Samhain Black Magic “Poison” Candy Apples

Chic yet spooky, these black magic “poison” candy apples add a touch of gothic elegance to any Samhain gathering.

Head out to the closest apple orchard to select some locally sourced fruit.  Gather some sticks from the backyard.

Then, tie on an apron and let’s get started!

A kitchen witch's recipe to make "poison" candy apples for Samhain or Halloween.

A kitchen witch's recipe for "poison" black magic candy apples.

Create a little magic at your Samhain, Halloween or Snow White themed party with these black magic "poison" candle apples. Super easy and fun to make.

Magical Meaning & Correspondences 

The evil witch’s diabolical apple in the classic fairytale, Snow White, inspired this simple Samhain treat.

Jealous of Snow White’s youth and beauty, she offered the wide-eyed, innocent princess a poison apple.

Although we tend to think of the cutesy Disney-princess version, this darkly serious tale weaves European pagan folklore about magic and witchcraft with universal themes like envy, youth-obsession and death.

That theme of death plays a central role to the celebration of Samhain.

Snow white and the poison apple.

Additionally, apples epitomize the season of Mabon and Samhain, when they seem to adorn every flat surface of a witch’s hearth and home.
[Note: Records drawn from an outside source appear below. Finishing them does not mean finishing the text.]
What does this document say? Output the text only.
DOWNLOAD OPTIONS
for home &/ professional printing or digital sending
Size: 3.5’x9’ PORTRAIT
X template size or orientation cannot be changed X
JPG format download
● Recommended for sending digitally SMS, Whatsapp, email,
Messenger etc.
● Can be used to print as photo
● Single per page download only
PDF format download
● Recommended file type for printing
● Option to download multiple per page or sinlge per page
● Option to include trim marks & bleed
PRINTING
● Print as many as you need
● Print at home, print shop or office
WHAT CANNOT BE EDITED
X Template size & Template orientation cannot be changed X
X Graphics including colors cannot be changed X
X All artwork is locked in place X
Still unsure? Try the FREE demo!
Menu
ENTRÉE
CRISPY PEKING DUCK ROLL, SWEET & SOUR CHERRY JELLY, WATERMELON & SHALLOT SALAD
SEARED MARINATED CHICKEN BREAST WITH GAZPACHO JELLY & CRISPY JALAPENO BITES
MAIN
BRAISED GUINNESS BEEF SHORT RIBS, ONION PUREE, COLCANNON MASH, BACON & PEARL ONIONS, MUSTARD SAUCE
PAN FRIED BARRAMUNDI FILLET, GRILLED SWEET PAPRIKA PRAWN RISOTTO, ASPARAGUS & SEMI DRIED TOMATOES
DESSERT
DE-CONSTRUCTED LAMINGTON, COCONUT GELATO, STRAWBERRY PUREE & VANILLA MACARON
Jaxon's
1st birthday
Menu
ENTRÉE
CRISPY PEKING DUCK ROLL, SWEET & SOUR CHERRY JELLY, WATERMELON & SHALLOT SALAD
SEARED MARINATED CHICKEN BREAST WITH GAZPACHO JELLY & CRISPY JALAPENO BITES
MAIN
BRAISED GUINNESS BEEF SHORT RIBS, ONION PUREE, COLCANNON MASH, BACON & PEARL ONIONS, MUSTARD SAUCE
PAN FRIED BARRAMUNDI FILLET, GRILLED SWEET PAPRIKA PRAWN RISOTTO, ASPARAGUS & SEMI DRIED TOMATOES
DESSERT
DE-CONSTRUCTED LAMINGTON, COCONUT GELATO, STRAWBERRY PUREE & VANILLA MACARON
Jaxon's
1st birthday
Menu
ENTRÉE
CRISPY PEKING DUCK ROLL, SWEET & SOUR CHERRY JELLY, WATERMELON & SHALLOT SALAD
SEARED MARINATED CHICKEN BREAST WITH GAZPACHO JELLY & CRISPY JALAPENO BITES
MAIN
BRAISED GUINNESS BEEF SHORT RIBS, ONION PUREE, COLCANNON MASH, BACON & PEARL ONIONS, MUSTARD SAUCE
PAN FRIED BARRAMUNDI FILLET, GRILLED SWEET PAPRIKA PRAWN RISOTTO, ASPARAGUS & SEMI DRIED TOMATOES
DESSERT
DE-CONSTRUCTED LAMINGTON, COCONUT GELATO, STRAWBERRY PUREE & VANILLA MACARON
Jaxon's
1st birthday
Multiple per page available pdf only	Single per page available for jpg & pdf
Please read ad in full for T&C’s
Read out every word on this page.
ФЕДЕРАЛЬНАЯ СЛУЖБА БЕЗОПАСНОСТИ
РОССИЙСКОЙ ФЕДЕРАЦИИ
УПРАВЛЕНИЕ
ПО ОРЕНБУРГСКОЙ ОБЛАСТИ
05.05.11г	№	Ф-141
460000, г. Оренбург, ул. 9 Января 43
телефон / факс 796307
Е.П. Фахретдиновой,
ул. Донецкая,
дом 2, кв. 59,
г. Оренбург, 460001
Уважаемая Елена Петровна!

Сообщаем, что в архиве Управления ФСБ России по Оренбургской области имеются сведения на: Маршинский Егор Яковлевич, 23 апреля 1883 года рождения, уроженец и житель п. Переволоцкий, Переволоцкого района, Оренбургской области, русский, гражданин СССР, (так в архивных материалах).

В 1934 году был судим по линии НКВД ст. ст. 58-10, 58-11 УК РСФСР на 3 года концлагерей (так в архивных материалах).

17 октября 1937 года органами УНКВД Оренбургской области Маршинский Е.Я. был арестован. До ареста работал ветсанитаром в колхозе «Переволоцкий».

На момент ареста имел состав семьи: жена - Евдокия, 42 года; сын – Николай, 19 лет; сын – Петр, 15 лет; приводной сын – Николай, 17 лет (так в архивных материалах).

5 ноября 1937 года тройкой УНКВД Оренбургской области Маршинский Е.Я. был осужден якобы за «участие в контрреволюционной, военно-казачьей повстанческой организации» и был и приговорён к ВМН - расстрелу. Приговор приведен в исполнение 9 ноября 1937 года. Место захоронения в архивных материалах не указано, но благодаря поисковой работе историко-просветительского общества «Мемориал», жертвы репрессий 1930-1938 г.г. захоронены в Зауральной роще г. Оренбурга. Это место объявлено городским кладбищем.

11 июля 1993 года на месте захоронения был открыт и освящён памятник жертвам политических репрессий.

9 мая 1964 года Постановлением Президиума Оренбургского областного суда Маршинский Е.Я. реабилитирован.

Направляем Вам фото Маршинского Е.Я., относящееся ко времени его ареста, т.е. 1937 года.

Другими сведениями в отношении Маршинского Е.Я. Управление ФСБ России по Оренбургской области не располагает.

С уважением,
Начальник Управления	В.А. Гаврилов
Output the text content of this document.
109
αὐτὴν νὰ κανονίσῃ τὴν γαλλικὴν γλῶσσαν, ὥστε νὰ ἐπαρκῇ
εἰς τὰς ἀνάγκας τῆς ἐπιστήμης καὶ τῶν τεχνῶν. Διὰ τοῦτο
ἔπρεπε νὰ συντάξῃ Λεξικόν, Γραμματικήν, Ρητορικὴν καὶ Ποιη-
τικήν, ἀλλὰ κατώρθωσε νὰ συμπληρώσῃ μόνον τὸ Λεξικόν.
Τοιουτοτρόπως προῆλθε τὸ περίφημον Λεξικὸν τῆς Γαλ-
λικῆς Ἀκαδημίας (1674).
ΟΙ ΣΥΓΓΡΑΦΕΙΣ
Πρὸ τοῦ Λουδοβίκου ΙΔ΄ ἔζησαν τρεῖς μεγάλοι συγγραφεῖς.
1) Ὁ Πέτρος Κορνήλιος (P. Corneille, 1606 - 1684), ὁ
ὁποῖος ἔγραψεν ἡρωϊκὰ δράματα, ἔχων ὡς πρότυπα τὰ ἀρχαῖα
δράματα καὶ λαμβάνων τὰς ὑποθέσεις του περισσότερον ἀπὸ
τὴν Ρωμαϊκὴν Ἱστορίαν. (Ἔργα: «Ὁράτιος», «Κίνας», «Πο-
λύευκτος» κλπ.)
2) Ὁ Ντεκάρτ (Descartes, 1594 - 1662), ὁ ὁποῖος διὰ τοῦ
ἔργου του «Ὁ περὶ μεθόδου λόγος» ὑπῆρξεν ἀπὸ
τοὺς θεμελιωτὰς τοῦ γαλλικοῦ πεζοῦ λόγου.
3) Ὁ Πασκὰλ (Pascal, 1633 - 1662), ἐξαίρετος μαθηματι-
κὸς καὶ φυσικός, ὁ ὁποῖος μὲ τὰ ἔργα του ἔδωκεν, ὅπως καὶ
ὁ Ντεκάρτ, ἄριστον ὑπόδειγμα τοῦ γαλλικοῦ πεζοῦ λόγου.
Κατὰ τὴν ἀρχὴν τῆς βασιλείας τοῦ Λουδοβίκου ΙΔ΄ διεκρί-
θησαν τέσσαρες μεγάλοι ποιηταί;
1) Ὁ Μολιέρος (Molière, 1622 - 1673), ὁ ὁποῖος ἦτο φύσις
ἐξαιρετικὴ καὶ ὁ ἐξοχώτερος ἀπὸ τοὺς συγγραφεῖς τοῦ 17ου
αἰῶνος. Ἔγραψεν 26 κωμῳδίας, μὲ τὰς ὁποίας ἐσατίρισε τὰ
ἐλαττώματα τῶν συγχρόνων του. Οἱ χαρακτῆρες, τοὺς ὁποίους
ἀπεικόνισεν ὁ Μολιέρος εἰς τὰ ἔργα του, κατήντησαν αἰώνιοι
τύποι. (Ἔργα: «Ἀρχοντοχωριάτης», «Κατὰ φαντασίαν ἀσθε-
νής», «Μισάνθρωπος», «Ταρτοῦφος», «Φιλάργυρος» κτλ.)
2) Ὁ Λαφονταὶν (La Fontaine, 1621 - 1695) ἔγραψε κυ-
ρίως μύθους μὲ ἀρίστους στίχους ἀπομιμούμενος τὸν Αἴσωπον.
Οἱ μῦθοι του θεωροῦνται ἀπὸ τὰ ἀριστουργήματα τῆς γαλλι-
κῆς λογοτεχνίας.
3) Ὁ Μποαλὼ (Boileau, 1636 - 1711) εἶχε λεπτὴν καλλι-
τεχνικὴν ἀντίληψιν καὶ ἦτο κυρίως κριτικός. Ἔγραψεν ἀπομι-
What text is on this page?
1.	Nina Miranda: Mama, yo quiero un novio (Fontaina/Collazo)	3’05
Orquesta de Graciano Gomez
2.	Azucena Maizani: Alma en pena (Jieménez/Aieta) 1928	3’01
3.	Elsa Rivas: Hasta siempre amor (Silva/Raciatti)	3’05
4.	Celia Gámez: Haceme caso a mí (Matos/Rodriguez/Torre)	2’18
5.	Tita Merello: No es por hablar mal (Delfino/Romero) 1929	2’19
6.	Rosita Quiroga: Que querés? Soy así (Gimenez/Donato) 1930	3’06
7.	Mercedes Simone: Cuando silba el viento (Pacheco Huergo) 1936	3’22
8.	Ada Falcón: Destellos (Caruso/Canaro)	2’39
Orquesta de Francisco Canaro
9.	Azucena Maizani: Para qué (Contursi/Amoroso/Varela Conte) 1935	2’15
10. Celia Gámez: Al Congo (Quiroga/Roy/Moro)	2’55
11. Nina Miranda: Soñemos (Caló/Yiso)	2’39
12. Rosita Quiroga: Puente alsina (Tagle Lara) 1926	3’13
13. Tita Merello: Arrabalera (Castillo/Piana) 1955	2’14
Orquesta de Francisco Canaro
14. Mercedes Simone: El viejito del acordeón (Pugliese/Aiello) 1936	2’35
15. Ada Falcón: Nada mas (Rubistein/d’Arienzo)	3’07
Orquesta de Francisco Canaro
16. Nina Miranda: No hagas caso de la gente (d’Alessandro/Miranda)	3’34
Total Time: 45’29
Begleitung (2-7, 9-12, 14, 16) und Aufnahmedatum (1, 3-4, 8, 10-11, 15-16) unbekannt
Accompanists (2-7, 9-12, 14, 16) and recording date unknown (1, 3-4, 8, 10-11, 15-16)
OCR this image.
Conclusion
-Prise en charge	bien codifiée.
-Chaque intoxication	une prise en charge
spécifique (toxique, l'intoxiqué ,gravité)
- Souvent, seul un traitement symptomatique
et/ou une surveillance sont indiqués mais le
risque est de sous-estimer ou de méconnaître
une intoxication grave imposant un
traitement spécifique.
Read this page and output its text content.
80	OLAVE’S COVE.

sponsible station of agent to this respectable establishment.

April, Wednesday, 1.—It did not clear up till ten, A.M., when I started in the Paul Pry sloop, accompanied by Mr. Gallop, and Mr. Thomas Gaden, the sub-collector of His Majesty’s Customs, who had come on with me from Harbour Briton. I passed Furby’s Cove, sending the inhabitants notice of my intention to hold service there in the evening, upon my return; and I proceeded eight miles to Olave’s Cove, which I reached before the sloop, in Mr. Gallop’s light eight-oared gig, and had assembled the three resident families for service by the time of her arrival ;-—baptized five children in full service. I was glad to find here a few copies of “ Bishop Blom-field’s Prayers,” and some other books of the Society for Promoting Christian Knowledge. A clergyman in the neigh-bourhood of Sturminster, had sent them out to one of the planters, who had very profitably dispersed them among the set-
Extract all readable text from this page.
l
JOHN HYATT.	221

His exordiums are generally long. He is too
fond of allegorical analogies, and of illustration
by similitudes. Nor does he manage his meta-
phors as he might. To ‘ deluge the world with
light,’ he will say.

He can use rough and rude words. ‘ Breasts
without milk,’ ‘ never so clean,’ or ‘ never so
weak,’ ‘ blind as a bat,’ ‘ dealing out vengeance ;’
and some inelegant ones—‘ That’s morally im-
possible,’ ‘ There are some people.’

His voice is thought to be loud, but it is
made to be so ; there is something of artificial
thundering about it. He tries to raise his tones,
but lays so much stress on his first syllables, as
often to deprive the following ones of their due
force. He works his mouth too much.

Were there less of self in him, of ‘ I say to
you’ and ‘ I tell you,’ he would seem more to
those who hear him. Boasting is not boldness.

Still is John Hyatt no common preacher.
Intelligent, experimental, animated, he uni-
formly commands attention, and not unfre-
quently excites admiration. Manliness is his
I never run out of ideas to use apples in spells and in my autumn kitchen witch recipes, and for these black magic “poison” candy apples, they appear again, along with another classic Samhain ingredient:

Cinnamon.  Cinnamon, among other things, acts as a spell ingredient in rituals to communicate with the dead.  In this case, we add it to our “poison” apples to call the spirits and welcome them to join us for Samhain rituals, parties and even the Pagan Dumb Supper.

Ghostly Goblins

Be warned: the food coloring turns your lips black.

I actually think this is hilarious, as it makes everyone at a Samhain party look kind of ghoulish and adds to the atmosphere.

Either warn people this will happen, or don’t, and enjoy watching them figure it out on their own.  I personally prefer the latter.

To remove it, just wash mouth gently with soap and water.

No candy thermometer?  No problem.

This recipe requires taking the sugar mixture to what candy makers call the “hard crack” stage.

It’s infinitely easier with a (affiliate link —->) candy thermometer.  However, it’s definitely possible to do it without one.

The key is to keep a constant eye on the sugar mixture once it reaches boiling.  It takes a while to get it to boil, but once it gets there, the temp goes very quickly from about 220 degrees to 300 degrees.  Once it gets past 320 degree or so, all you have is a bunch of burnt sugar and you have to start over.  

This article goes into detail about how to identify the hard crack stage without a thermometer.  

Warning:  This is NOT an activity for the kids.  Taking sugar water to the “hard crack” stage requires heating it to 300 degrees and it must be handled with extreme caution.  Eye protection is recommended.

Ingredients

black food coloring (<—-affiliate link)

-6 tart apples (I used Granny Smith)

-1-2 teaspoons ground cinnamon

-1 cup sugar

-1/2 cup water

-12 sticks, washed and dried (or use extra long popsicle sticks)

Step 1

Line a baking sheet with parchment paper.

Drive sticks from the top of the apple into the core and put them on the parchment.

Step 2

Add sugar, water and ground cinnamon to a medium-sized pot.  Bring it to boil.  Whisk periodically, and make sure to scrape any sugar crystals that form on the sides of the pot.

Check temperature frequently using a candy thermometer until it reaches 300 degrees (or use this method if you have no thermometer).

Once it reaches the desired temp, immediately remove it from the heat source immediately.

Step 3

Add black food coloring a few drops at a time until it reaches a rich, black color.

Working quickly, pick up each apple by the stick and lightly coat with sugar mixture.  You may need to pick up the pot and tilt it slightly to coat the top of the apple.

You want the thinnest possible coat on each apple.  If the mixture becomes to thick, simply put it back on the stove for a 30 seconds to 1 minute until it thins again and continue.

Set each apple on the parchment to dry. 

DO NOT POUR REMAIN CANDY COAT DIRECTLY IN THE SINK.  It will clog it.  The hard crack candy tends to cement itself quite stubbornly on anything you use, but it’s actually pretty easy to clean.  Just fill the pot with water and bring it back to boil.  The sugar will dissolve and scrap away easily in a few minutes.

Wait at least 45 minutes before eating “poison” candy apples, and serve within 2-4 hours for best results.

Happy Samhain! 

A kitchen witch's recipe for "black magic" candied apples.